Quando os homens começaram a multiplicar-se na terra e lhes nasceram filhas, os filhos de Deus viram que as filhas dos homens eram bonitas, e escolheram para si aquelas que lhes agradaram. Então disse o Senhor: “Por causa da perversidade do homem, meu Espírito não contenderá com ele para sempre; ele só viverá cento e vinte anos”. Naqueles dias, havia nefilins na terra, e também posteriormente, quando os filhos de Deus possuíram as filhas dos homens e elas lhes deram filhos. Eles foram os heróis do passado, homens famosos. O Senhor viu que a perversidade do homem tinha aumentado na terra e que toda a inclinação dos pensamentos do seu coração era sempre e somente para o mal. (Gn 6.1-5)

O que a linhagem piedosa de Sete — por fim restrita apenas a Noé e sua família — poderia fazer contra uma cultura tão depravada que levaria Deus a tomar a decisão de destruí-la completamente?

Para muitos cristãos hoje, uma grande preocupação no ambiente de trabalho é como observar os princípios que acreditamos refletir a vontade e os propósitos de Deus para nós, como portadores ou representantes de sua imagem. Como podemos fazer isso nos casos em que nosso trabalho nos pressiona para o caminho da desonestidade, deslealdade, mão de obra de baixa qualidade, salários e condições de trabalho degradantes, exploração da vulnerabilidade de colegas de trabalho, clientes, fornecedores ​​ou da comunidade em geral? Pelo exemplo de Sete — e de muitos outros nas Escrituras —, sabemos que há espaço no mundo para as pessoas trabalharem de acordo com o desígnio e o mandato de Deus.

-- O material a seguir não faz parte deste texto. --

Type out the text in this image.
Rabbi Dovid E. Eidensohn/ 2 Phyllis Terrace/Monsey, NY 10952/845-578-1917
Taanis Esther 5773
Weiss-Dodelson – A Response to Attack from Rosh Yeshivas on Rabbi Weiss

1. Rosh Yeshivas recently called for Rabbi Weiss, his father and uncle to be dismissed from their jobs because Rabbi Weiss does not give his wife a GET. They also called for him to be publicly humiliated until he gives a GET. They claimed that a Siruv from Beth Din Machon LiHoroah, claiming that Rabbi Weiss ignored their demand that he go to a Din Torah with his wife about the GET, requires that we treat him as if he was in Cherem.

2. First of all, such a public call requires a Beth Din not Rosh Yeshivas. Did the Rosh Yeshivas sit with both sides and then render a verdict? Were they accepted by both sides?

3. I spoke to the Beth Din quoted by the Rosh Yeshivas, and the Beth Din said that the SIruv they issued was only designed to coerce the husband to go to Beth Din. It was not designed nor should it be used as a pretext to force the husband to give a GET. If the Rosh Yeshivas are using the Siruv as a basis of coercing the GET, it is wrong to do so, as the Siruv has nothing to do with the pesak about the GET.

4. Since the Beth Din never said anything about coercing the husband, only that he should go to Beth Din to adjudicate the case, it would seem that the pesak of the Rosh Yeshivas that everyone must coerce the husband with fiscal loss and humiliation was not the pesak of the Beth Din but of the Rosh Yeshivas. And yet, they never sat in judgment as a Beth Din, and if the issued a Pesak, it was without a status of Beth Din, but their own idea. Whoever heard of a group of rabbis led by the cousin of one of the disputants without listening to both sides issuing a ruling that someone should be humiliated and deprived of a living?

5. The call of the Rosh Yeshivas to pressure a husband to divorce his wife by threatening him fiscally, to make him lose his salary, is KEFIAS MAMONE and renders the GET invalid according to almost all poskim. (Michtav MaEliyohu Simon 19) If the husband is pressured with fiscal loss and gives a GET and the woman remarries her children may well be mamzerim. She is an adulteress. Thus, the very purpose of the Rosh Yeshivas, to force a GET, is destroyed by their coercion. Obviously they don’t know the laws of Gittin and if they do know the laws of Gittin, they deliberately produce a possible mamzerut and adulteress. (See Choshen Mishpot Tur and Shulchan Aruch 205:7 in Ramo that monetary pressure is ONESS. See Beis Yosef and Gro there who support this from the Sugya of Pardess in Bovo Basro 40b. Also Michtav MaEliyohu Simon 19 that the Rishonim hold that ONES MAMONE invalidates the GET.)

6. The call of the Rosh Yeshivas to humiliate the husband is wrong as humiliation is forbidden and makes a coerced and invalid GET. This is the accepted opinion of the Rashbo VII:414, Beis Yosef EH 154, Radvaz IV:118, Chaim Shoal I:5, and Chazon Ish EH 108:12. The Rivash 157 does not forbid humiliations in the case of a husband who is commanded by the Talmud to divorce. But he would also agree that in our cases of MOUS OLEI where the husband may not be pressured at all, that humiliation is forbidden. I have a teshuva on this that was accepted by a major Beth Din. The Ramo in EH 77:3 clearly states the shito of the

Quando outros podem cair no medo, na incerteza e na dúvida, ou sucumbir ao desejo ilimitado de poder, riqueza ou reconhecimento humano, o povo de Deus pode permanecer firme no trabalho ético, significativo e compassivo, porque confiamos em Deus para nos ajudar a superar as dificuldades que se mostram difíceis de lidar sem a graça de Deus. Quando as pessoas são abusadas ou prejudicadas pela ganância, injustiça, ódio ou negligência, podemos defendê-las, fazer justiça e curar feridas e divisões, porque temos acesso ao poder redentor de Cristo. Os cristãos, dentre todas as pessoas, podem se dispor a lutar contra o pecado que encontramos em nossos ambientes de trabalho, quer ele surja das ações de outras pessoas ou de nosso próprio coração. Deus anulou o projeto em Babel porque “em breve nada poderá impedir o que planejam fazer” (Gn 11.6); as pessoas não se referiam às nossas habilidades reais, mas à nossa arrogância. No entanto, pela graça de Deus, realmente temos o poder de realizar tudo o que Deus tem reservado para nós em Cristo, que declara que “nada lhes será impossível” (Mt 17.20) e “nada é impossível para Deus” (Lc 1.37).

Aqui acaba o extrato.